Feature importance

edit

Feature importance values indicate which fields had the biggest impact on each prediction that is generated by classification or regression analysis. The features of the data points are responsible for a particular prediction to varying degrees. Feature importance shows to what degree a given feature of a data point contributes to the prediction. The feature importance value can be either positive or negative depending on its effect on the prediction. If the feature reduces the prediction value, the feature importance is negative, if it increases the prediction, then the feature importance is positive. The magnitude of feature importance shows how significantly the feature affects the prediction for a given data point.

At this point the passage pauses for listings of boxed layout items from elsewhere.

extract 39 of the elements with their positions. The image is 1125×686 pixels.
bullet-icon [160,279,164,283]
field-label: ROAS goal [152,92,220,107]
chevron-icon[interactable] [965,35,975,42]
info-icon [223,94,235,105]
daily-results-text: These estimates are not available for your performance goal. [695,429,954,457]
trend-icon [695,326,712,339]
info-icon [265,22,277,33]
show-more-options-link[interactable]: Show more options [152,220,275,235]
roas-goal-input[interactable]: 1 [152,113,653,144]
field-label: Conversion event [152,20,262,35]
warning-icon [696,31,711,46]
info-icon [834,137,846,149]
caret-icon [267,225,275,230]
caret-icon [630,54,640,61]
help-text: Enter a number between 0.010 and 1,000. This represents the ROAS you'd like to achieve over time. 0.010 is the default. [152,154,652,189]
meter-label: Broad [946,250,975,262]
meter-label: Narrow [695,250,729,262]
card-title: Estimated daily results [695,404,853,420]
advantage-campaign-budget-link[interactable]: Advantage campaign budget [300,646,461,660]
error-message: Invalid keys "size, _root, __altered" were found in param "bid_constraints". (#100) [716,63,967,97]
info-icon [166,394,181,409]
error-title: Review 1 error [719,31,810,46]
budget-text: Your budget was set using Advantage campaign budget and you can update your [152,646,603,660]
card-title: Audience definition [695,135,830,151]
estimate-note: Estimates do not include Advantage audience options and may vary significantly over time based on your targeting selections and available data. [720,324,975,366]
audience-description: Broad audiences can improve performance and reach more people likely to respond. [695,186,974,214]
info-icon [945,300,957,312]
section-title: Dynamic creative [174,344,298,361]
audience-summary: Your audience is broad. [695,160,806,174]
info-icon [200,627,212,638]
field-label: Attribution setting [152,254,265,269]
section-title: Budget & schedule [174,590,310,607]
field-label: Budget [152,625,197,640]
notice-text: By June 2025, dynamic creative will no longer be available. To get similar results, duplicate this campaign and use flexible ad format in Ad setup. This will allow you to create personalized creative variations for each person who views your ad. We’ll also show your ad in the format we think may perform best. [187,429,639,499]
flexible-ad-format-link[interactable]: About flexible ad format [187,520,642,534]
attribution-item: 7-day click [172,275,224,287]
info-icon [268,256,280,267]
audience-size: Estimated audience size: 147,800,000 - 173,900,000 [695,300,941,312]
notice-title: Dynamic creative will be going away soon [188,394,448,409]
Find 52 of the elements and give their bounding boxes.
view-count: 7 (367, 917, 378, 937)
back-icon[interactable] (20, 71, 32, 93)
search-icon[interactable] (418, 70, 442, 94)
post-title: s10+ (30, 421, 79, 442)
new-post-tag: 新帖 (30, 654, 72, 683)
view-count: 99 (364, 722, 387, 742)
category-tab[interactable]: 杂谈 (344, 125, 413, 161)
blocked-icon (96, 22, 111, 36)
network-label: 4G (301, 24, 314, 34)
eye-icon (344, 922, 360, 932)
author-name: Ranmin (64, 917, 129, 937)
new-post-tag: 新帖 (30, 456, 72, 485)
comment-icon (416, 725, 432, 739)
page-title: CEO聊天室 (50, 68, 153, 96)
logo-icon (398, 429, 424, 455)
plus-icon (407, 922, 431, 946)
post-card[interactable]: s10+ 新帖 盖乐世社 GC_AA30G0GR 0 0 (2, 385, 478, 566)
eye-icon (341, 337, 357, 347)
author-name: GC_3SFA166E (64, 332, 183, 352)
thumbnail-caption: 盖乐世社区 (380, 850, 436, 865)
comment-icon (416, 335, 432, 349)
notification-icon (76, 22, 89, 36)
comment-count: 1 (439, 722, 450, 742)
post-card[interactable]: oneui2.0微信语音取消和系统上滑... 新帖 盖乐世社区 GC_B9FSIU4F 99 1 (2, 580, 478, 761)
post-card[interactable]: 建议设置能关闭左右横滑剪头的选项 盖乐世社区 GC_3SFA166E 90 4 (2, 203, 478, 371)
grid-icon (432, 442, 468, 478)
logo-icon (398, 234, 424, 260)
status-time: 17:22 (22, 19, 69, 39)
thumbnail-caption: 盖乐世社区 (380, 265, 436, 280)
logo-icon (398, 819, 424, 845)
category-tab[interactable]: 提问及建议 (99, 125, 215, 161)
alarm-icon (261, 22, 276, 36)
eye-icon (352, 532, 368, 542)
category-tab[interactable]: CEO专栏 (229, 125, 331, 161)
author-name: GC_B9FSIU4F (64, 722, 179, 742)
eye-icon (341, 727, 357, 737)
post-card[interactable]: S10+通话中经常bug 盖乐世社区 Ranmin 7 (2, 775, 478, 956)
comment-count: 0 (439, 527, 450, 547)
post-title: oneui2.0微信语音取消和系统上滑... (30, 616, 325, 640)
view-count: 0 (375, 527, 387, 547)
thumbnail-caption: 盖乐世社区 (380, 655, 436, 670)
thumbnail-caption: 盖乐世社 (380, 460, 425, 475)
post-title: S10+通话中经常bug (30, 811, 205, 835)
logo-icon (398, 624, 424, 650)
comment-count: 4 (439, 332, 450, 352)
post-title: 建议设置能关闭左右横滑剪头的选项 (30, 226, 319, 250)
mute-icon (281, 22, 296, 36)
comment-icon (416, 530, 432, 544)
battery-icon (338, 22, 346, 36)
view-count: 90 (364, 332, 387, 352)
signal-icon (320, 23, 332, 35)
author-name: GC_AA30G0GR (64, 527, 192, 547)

Feature importance in the Elastic Stack is calculated using the SHAP (SHapley Additive exPlanations) method as described in Lundberg, S. M., & Lee, S.-I. A Unified Approach to Interpreting Model Predictions. In NeurIPS 2017.

By default, feature importance values are not calculated when you configure the job via the API. To generate this information, when you create a data frame analytics job you must specify the num_top_feature_importance_values property. When you configure the job in Kibana, feature importance values are calculated automatically. The feature importance values are stored in the machine learning results field for each document in the destination index.

The number of feature importance values for each document might be less than the num_top_feature_importance_values property value. For example, it returns only features that had a positive or negative effect on the prediction.